Nearly half a million L.A. County residents would be eligible for the program, which would offer temporary deportation relief and work permits to many immigrants brought to the U.S. as children as well as many parents of U.S. citizen children.
Supporters of deferred action cited its potential economic benefits, pointing to a recent study by UCLA's North American Integration and Development Center that found that L.A. County would reap an additional $1.1 billion in tax revenue.
"When you see something that's good for people and good for the economy, you have to go for it," said David Rattray, of the Los Angeles Area Chamber of Commerce, who spoke in favor of the program at a news conference with labor and religious leaders before Tuesday's vote.
Steve Lamb, who testified against the county proposal, said the supervisors should have waited until the future of Obama's program is clear. "It was inappropriate for them to vote on this," Lamb said.
A judge issued an injunction against the expansion of the program after Texas and 25 other states sued to stop it, accusing Obama of overstepping his legal authority.

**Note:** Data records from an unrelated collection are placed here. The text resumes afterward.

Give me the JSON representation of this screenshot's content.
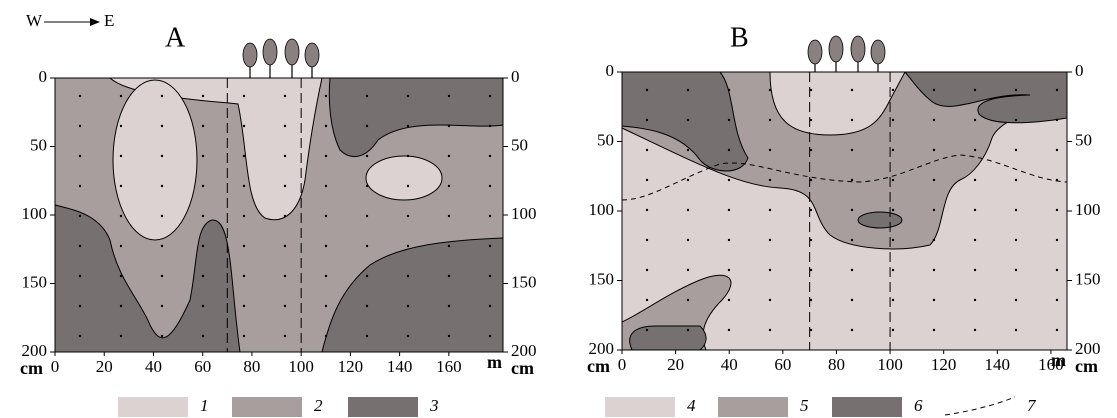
{
  "header": {
    "west": "W",
    "east": "E"
  },
  "panels": [
    {
      "label": "A",
      "depth_unit": "cm",
      "distance_unit": "m",
      "xlim": [
        0,
        182
      ],
      "ylim": [
        0,
        200
      ],
      "xticks": [
        0,
        20,
        40,
        60,
        80,
        100,
        120,
        140,
        160
      ],
      "yticks": [
        0,
        50,
        100,
        150,
        200
      ]
    },
    {
      "label": "B",
      "depth_unit": "cm",
      "distance_unit": "m",
      "xlim": [
        0,
        166
      ],
      "ylim": [
        0,
        200
      ],
      "xticks": [
        0,
        20,
        40,
        60,
        80,
        100,
        120,
        140,
        160
      ],
      "yticks": [
        0,
        50,
        100,
        150,
        200
      ]
    }
  ],
  "legend": [
    {
      "label": "1",
      "color": "#dcd2d2"
    },
    {
      "label": "2",
      "color": "#a99e9e"
    },
    {
      "label": "3",
      "color": "#767070"
    },
    {
      "label": "4",
      "color": "#dcd2d2"
    },
    {
      "label": "5",
      "color": "#a99e9e"
    },
    {
      "label": "6",
      "color": "#767070"
    },
    {
      "label": "7",
      "color": "#000000"
    }
  ]
}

The state of California and several California cities have come out in support of deferred action, with Los Angeles Mayor Eric Garcetti filing a friend of the court brief in the Texas case in support of the president's program.
The city of Los Angeles launched a campaign, Step Forward L.A., to encourage immigrants to apply for the program, and Garcetti has pledged to help raise $10 million to help at least 100,000 immigrants in the L.A. area with their applications.
The motion to establish a deferred action task force at the county was written by newly elected Supervisors Hilda Solis and Sheila Kuehl. They said there were numerous ways the county could help get the word out about the expanded immigration program, including posting information about the program in libraries and parks.
Solis said the Los Angeles County Registrar-Recorder could also play an important role by providing immigrants eligible for the programs copies of birth and marriage certificates and other official documents. Immigrants applying for deferred action will have to provide proof that they have lived in the country continuously since 2010.
Supervisor Mark Ridley-Thomas, who also voted in favor of the motion, suggested the move was partly political, calling it an "opportunity to telegraph to the nation that we get it."
Supervisor Don Knabe, one of two Republicans, with Antonovich, on the board, voted in favor of the task force, but asked that any plan developed by the team come back to the board for a vote before being implemented. He stopped short of voicing support for the president's action.
"Whether you're for it or against it, at some point we're going to have to be ready as a county to move forward," he said.